NAIROBI, Kenya, Aug 29 – Kenya has launched two financing models aimed at stabilising the livestock sector by reducing losses linked to feed shortages, following years of drought-driven shocks.
The models were unveiled at the first Kenya Fodder Contracting and Investment Action (KEFFCIA) forum in Nairobi, convened by the Kenya Feed and Fodder Alliance (KEFFA) alongside the State Department of Livestock and AU-IBAR.
The meeting brought together more than 150 stakeholders, including cooperatives, county officials, fodder enterprises, financiers, and development partners.
The first initiative, the Cooperative Fodder Fund (CFF), is designed to enable dairy cooperatives to set aside a small levy from milk collections to finance fodder production, preservation, and storage.
The money will be used to build local feed reserves and establish distribution centres.

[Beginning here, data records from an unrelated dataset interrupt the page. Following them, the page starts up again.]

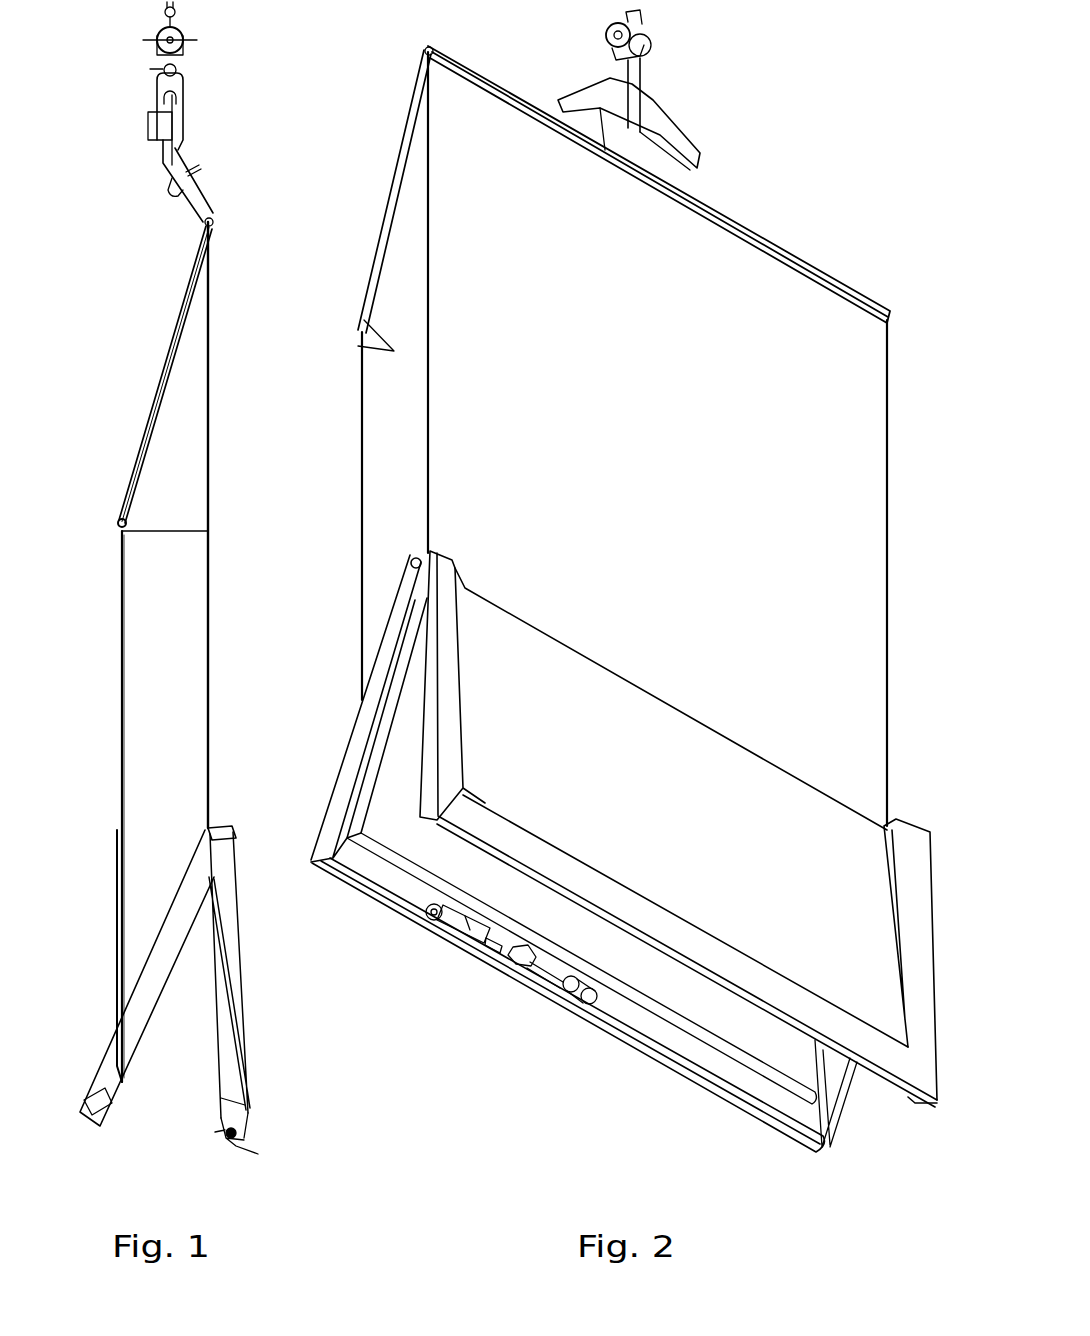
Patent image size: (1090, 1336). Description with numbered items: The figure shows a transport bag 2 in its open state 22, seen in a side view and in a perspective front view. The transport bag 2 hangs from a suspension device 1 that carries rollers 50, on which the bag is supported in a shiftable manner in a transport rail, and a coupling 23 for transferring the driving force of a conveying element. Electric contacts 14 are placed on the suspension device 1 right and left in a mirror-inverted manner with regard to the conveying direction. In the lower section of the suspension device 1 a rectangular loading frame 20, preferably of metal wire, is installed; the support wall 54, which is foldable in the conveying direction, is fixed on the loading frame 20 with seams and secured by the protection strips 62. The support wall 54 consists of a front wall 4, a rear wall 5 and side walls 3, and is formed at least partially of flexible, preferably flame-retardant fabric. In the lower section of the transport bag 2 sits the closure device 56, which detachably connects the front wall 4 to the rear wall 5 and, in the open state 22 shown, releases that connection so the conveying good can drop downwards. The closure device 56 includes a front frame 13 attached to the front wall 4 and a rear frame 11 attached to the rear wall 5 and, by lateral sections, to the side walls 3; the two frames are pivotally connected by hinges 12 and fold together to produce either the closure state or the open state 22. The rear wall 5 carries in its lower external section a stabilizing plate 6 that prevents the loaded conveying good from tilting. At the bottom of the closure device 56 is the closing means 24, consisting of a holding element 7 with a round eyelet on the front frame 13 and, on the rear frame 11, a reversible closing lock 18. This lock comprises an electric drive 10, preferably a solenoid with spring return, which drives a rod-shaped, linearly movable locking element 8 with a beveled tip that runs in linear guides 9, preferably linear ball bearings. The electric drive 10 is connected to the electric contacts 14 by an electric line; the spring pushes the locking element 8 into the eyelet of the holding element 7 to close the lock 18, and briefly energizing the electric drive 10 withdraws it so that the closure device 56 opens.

In FIG. 1, the suspension device 1 is at (137, 122).
In FIG. 2, the suspension device 1 is at (700, 145).
In FIG. 1, the transport bag 2 is at (150, 357).
In FIG. 2, the transport bag 2 is at (368, 232).
In FIG. 1, the side walls 3 is at (158, 760).
In FIG. 2, the side walls 3 is at (385, 475).
In FIG. 1, the front wall 4 is at (212, 670).
In FIG. 2, the front wall 4 is at (745, 358).
In FIG. 1, the rear wall 5 is at (118, 705).
In FIG. 1, the stabilizing plate 6 is at (113, 918).
In FIG. 1, the holding element 7 is at (240, 1135).
In FIG. 2, the holding element 7 is at (672, 962).
In FIG. 2, the locking element 8 is at (540, 987).
In FIG. 2, the linear guides 9 is at (522, 967).
In FIG. 2, the electric drive 10 is at (470, 927).
In FIG. 1, the rear frame 11 is at (107, 1075).
In FIG. 2, the rear frame 11 is at (430, 905).
In FIG. 2, the hinges 12 is at (413, 561).
In FIG. 1, the front frame 13 is at (218, 850).
In FIG. 2, the front frame 13 is at (420, 673).
In FIG. 1, the electric contacts 14 is at (186, 70).
In FIG. 2, the reversible closing lock 18 is at (485, 970).
In FIG. 1, the loading frame 20 is at (140, 440).
In FIG. 2, the loading frame 20 is at (366, 285).
In FIG. 1, the open state 22 is at (178, 1047).
In FIG. 2, the open state 22 is at (335, 905).
In FIG. 1, the coupling 23 is at (163, 18).
In FIG. 2, the closing means 24 is at (665, 990).
In FIG. 2, the rollers 50 is at (655, 48).
In FIG. 2, the support wall 54 is at (725, 312).
In FIG. 2, the closure device 56 is at (401, 822).
In FIG. 1, the protection strips 62 is at (120, 520).
In FIG. 2, the protection strips 62 is at (848, 292).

According to sector data, dairy cooperatives lose between 30 and 100 percent of their milk intake during prolonged dry spells, undermining both farmer incomes and processor stability.
The fund is expected to help cooperatives reduce reliance on costly credit and secure feed supplies during drought periods.
For arid and semi-arid lands (ASALs), county governments backed the creation of the Sustainable ASAL Fodder Economy (SAFE) Fund, which will be financed by levies charged at slaughterhouses.
A fraction of fees collected per animal slaughtered will be channelled into a dedicated account to finance fodder production, feed centres, and climate-resilient infrastructure.
Kenya lost an estimated 2.5 million livestock during the 2021–2022 drought, highlighting the vulnerability of pastoral economies to climate shocks.
Counties pledged to legally anchor the SAFE Fund in county laws to ensure accountability and align it with broader drought response strategies.
“If we fix feed, we fix food,” said AU-IBAR Director, emphasising fodder as central to food security and productivity.
The KEFFCIA forum will now be held annually to track investment and accountability in the fodder sector, with counties, cooperatives, and the private sector expected to play a role in driving the financing models.